Analysis of the previous oilsands campaign launched by the Canadian Association of Petroleum Producers over a decade ago and released through access to information requests in 2012, showed that effort resulted in improved impressions of the oilsands and reduced concerns about their environmental impact.
“The large majority of Conservative and the majority of Liberal supporters say the campaign makes them more inclined to believe that there is an effort to limit environmental impacts, a more responsive industry and that oilsands can be developed in a responsible way,” reads the 2011 analysis conducted by public opinion and market research firm Harris Decima. “NDP supporters are also positively impacted by the campaign, but at a lower rate.”
Rishad Habib is a professor of marketing at what is now known as X University in Toronto. In an interview, she said the campaign appears to be aimed at those who aren’t heavily involved in sustainability or the oil and gas industry and won’t be swayed by facts and statistics on what the industry hopes to accomplish.
“Part of it seems to be like, ‘oh, here’s a guilt-free option, you don’t have to feel guilty about using it anymore. Because it’s energy, it’s beautifully designed.’ So you can use oil and still feel good about yourself,” she said after being shown the pitch video.
That appeal to emotions in the Pa thways campaign can be powerful, and political, but it can also backfire, Habib said — particularly as the effects of climate change, like the wildfires in B.C. this year, start having a big impact in Canada.
For Chris Bataille, an associate researcher at the Institute for Sustainable Development and International Relations, the move to limit carbon pollution from the oilsands is part of a conversation dating back decades that should have been acted on much sooner.
“My frustration is that we could have been doing this [in] 2006, 2007, 2008 and could have rode that into the high oil price through 2014, which then collapsed,” he said, noting the additional costs involved in trying to eliminate emissions and the price slump of recent years.

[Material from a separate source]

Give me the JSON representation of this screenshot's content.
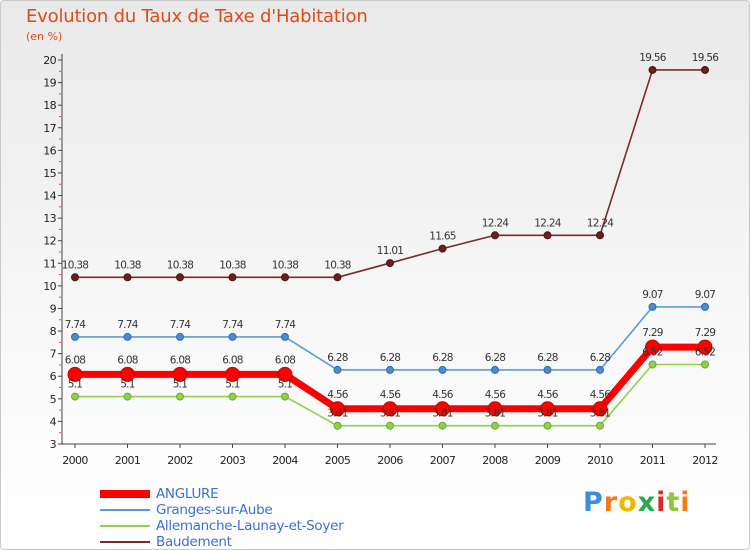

“But they didn’t do any of it. So there’s just this real lack of intention there.”
Bataille added that it is questionable whether the oilsands producers, whose product is piped to the U.S. to be refined into various petroleum products, can withstand the shift to electric and hydrogen vehicles.
That said, Bataille also argued Alberta is one of the best jurisdictions in the world for being able to effectively store carbon emissions underground, as long as companies pay for the infrastructure themselves.

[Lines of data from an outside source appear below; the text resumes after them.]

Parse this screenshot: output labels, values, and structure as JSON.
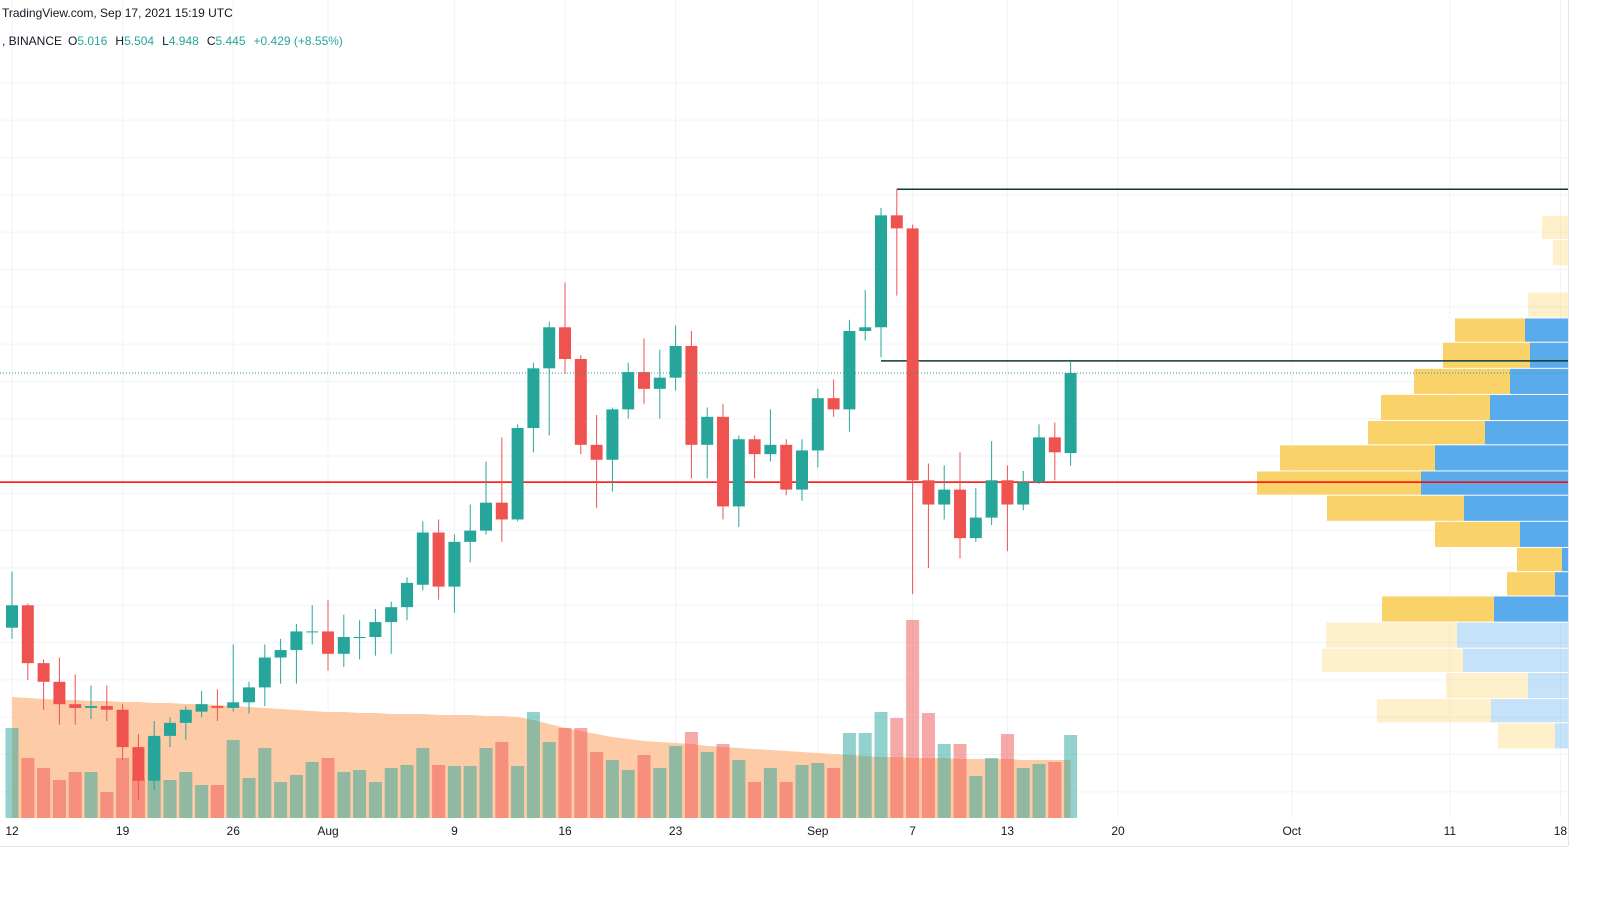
{
  "chart_data": {
    "type": "candlestick",
    "title": "TradingView.com, Sep 17, 2021 15:19 UTC",
    "subtitle": ", BINANCE",
    "ohlc_labels": [
      "O",
      "H",
      "L",
      "C"
    ],
    "change_label": "+0.429 (+8.55%)",
    "up_color": "#26a69a",
    "down_color": "#ef5350",
    "x": [
      0,
      1,
      2,
      3,
      4,
      5,
      6,
      7,
      8,
      9,
      10,
      11,
      12,
      13,
      14,
      15,
      16,
      17,
      18,
      19,
      20,
      21,
      22,
      23,
      24,
      25,
      26,
      27,
      28,
      29,
      30,
      31,
      32,
      33,
      34,
      35,
      36,
      37,
      38,
      39,
      40,
      41,
      42,
      43,
      44,
      45,
      46,
      47,
      48,
      49,
      50,
      51,
      52,
      53,
      54,
      55,
      56,
      57,
      58,
      59,
      60,
      61,
      62,
      63,
      64,
      65,
      66,
      67
    ],
    "open": [
      4.08,
      4.2,
      3.89,
      3.79,
      3.67,
      3.65,
      3.66,
      3.64,
      3.44,
      3.26,
      3.5,
      3.57,
      3.63,
      3.66,
      3.65,
      3.68,
      3.76,
      3.92,
      3.96,
      4.06,
      4.06,
      3.94,
      4.03,
      4.03,
      4.11,
      4.19,
      4.31,
      4.59,
      4.3,
      4.54,
      4.6,
      4.75,
      4.66,
      5.15,
      5.47,
      5.69,
      5.52,
      5.06,
      4.98,
      5.25,
      5.45,
      5.36,
      5.42,
      5.59,
      5.06,
      5.21,
      4.73,
      5.09,
      5.01,
      5.06,
      4.82,
      5.03,
      5.31,
      5.25,
      5.67,
      5.69,
      6.29,
      6.22,
      4.87,
      4.74,
      4.82,
      4.56,
      4.67,
      4.87,
      4.74,
      4.86,
      5.1,
      5.016
    ],
    "high": [
      4.38,
      4.21,
      3.91,
      3.92,
      3.83,
      3.77,
      3.77,
      3.67,
      3.51,
      3.58,
      3.6,
      3.66,
      3.74,
      3.75,
      3.99,
      3.79,
      3.99,
      4.02,
      4.1,
      4.2,
      4.23,
      4.15,
      4.12,
      4.18,
      4.22,
      4.35,
      4.65,
      4.66,
      4.58,
      4.74,
      4.97,
      5.1,
      5.17,
      5.5,
      5.72,
      5.93,
      5.54,
      5.22,
      5.26,
      5.5,
      5.63,
      5.57,
      5.7,
      5.67,
      5.26,
      5.28,
      5.11,
      5.11,
      5.25,
      5.09,
      5.09,
      5.36,
      5.41,
      5.73,
      5.89,
      6.33,
      6.43,
      6.24,
      4.96,
      4.95,
      5.02,
      4.83,
      5.08,
      4.95,
      4.92,
      5.17,
      5.18,
      5.504
    ],
    "low": [
      4.02,
      3.8,
      3.64,
      3.56,
      3.56,
      3.59,
      3.58,
      3.37,
      3.16,
      3.21,
      3.44,
      3.48,
      3.6,
      3.58,
      3.63,
      3.62,
      3.66,
      3.78,
      3.78,
      3.99,
      3.85,
      3.87,
      3.91,
      3.93,
      3.94,
      4.12,
      4.28,
      4.23,
      4.16,
      4.43,
      4.58,
      4.54,
      4.65,
      5.02,
      5.11,
      5.44,
      5.01,
      4.72,
      4.81,
      5.2,
      5.28,
      5.2,
      5.35,
      4.88,
      4.88,
      4.66,
      4.62,
      4.88,
      4.97,
      4.79,
      4.76,
      4.94,
      5.21,
      5.13,
      5.62,
      5.53,
      5.86,
      4.26,
      4.4,
      4.66,
      4.45,
      4.54,
      4.63,
      4.49,
      4.71,
      4.85,
      4.87,
      4.948
    ],
    "close": [
      4.2,
      3.89,
      3.79,
      3.67,
      3.65,
      3.66,
      3.64,
      3.44,
      3.26,
      3.5,
      3.57,
      3.64,
      3.67,
      3.65,
      3.68,
      3.76,
      3.92,
      3.96,
      4.06,
      4.06,
      3.94,
      4.03,
      4.03,
      4.11,
      4.19,
      4.32,
      4.59,
      4.3,
      4.54,
      4.6,
      4.75,
      4.66,
      5.15,
      5.47,
      5.69,
      5.52,
      5.06,
      4.98,
      5.25,
      5.45,
      5.36,
      5.42,
      5.59,
      5.06,
      5.21,
      4.73,
      5.09,
      5.01,
      5.06,
      4.82,
      5.03,
      5.31,
      5.25,
      5.67,
      5.69,
      6.29,
      6.22,
      4.87,
      4.74,
      4.82,
      4.56,
      4.67,
      4.87,
      4.74,
      4.86,
      5.1,
      5.02,
      5.445
    ],
    "volume": [
      90,
      60,
      50,
      38,
      46,
      46,
      26,
      60,
      40,
      80,
      38,
      46,
      33,
      33,
      78,
      40,
      70,
      36,
      43,
      56,
      60,
      46,
      48,
      36,
      50,
      53,
      70,
      53,
      52,
      52,
      70,
      76,
      52,
      106,
      76,
      90,
      90,
      66,
      58,
      48,
      63,
      50,
      72,
      86,
      66,
      74,
      58,
      36,
      50,
      36,
      53,
      55,
      50,
      85,
      85,
      106,
      100,
      198,
      105,
      74,
      74,
      42,
      60,
      84,
      50,
      54,
      56,
      83
    ],
    "volume_ma": [
      121,
      120,
      119,
      118,
      118,
      117,
      117,
      116,
      116,
      115,
      115,
      114,
      114,
      113,
      112,
      111,
      110,
      109,
      108,
      107,
      106,
      106,
      105,
      105,
      104,
      104,
      104,
      103,
      103,
      103,
      102,
      102,
      101,
      98,
      94,
      90,
      87,
      84,
      81,
      79,
      77,
      76,
      75,
      74,
      72,
      71,
      70,
      69,
      68,
      67,
      66,
      65,
      64,
      63,
      62,
      61,
      61,
      60,
      60,
      60,
      59,
      59,
      59,
      59,
      58,
      58,
      58,
      58
    ],
    "volume_ma_color": "#fdcba6",
    "xlim": [
      -0.76,
      98.48
    ],
    "ylim": [
      3.06,
      7.444
    ],
    "volume_ylim": [
      0,
      818
    ],
    "ygrid": [
      3.2,
      3.4,
      3.6,
      3.8,
      4,
      4.2,
      4.4,
      4.6,
      4.8,
      5,
      5.2,
      5.4,
      5.6,
      5.8,
      6,
      6.2,
      6.4,
      6.6,
      6.8,
      7
    ],
    "xticks": [
      {
        "value": 0,
        "label": "12"
      },
      {
        "value": 7,
        "label": "19"
      },
      {
        "value": 14,
        "label": "26"
      },
      {
        "value": 20,
        "label": "Aug"
      },
      {
        "value": 28,
        "label": "9"
      },
      {
        "value": 35,
        "label": "16"
      },
      {
        "value": 42,
        "label": "23"
      },
      {
        "value": 51,
        "label": "Sep"
      },
      {
        "value": 57,
        "label": "7"
      },
      {
        "value": 63,
        "label": "13"
      },
      {
        "value": 70,
        "label": "20"
      },
      {
        "value": 81,
        "label": "Oct"
      },
      {
        "value": 91,
        "label": "11"
      },
      {
        "value": 98,
        "label": "18"
      }
    ],
    "levels": [
      {
        "value": 6.43,
        "from": 56,
        "color": "#0c3b33"
      },
      {
        "value": 5.51,
        "from": 55,
        "color": "#0c3b33"
      },
      {
        "value": 4.86,
        "color": "#ff0000"
      }
    ],
    "profile": {
      "up_color": "#5aabec",
      "down_color": "#f9d36a",
      "rows": [
        {
          "high": 6.29,
          "low": 6.16,
          "up": 0,
          "down": 26,
          "value_area": false
        },
        {
          "high": 6.16,
          "low": 6.02,
          "up": 0,
          "down": 15,
          "value_area": false
        },
        {
          "high": 5.88,
          "low": 5.74,
          "up": 0,
          "down": 40,
          "value_area": false
        },
        {
          "high": 5.74,
          "low": 5.61,
          "up": 43,
          "down": 70,
          "value_area": true
        },
        {
          "high": 5.61,
          "low": 5.47,
          "up": 38,
          "down": 87,
          "value_area": true
        },
        {
          "high": 5.47,
          "low": 5.33,
          "up": 58,
          "down": 96,
          "value_area": true
        },
        {
          "high": 5.33,
          "low": 5.19,
          "up": 78,
          "down": 109,
          "value_area": true
        },
        {
          "high": 5.19,
          "low": 5.06,
          "up": 83,
          "down": 117,
          "value_area": true
        },
        {
          "high": 5.06,
          "low": 4.92,
          "up": 133,
          "down": 155,
          "value_area": true
        },
        {
          "high": 4.92,
          "low": 4.79,
          "up": 147,
          "down": 164,
          "value_area": true
        },
        {
          "high": 4.79,
          "low": 4.65,
          "up": 104,
          "down": 137,
          "value_area": true
        },
        {
          "high": 4.65,
          "low": 4.51,
          "up": 48,
          "down": 85,
          "value_area": true
        },
        {
          "high": 4.51,
          "low": 4.38,
          "up": 6,
          "down": 45,
          "value_area": true
        },
        {
          "high": 4.38,
          "low": 4.25,
          "up": 13,
          "down": 48,
          "value_area": true
        },
        {
          "high": 4.25,
          "low": 4.11,
          "up": 74,
          "down": 112,
          "value_area": true
        },
        {
          "high": 4.11,
          "low": 3.97,
          "up": 111,
          "down": 131,
          "value_area": false
        },
        {
          "high": 3.97,
          "low": 3.84,
          "up": 105,
          "down": 141,
          "value_area": false
        },
        {
          "high": 3.84,
          "low": 3.7,
          "up": 40,
          "down": 82,
          "value_area": false
        },
        {
          "high": 3.7,
          "low": 3.57,
          "up": 77,
          "down": 114,
          "value_area": false
        },
        {
          "high": 3.57,
          "low": 3.43,
          "up": 13,
          "down": 57,
          "value_area": false
        }
      ]
    }
  }
}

The campaign, however, doesn’t get bogged down in those details.
“All across our country, beauty surrounds us, wherever we are, it’s there,” intones the Pathways Alliance video.
“We need beauty in our lives, but we also need energy.”
Stewart said the campaign fails to capture the current mood, pointing to the visceral and real impacts of climate change that Canadians are experiencing — including B.C.’s devastating wildfires.
“If the companies are serious about net zero, then that means changing their business model so they’re no longer selling oil and gas,” he said.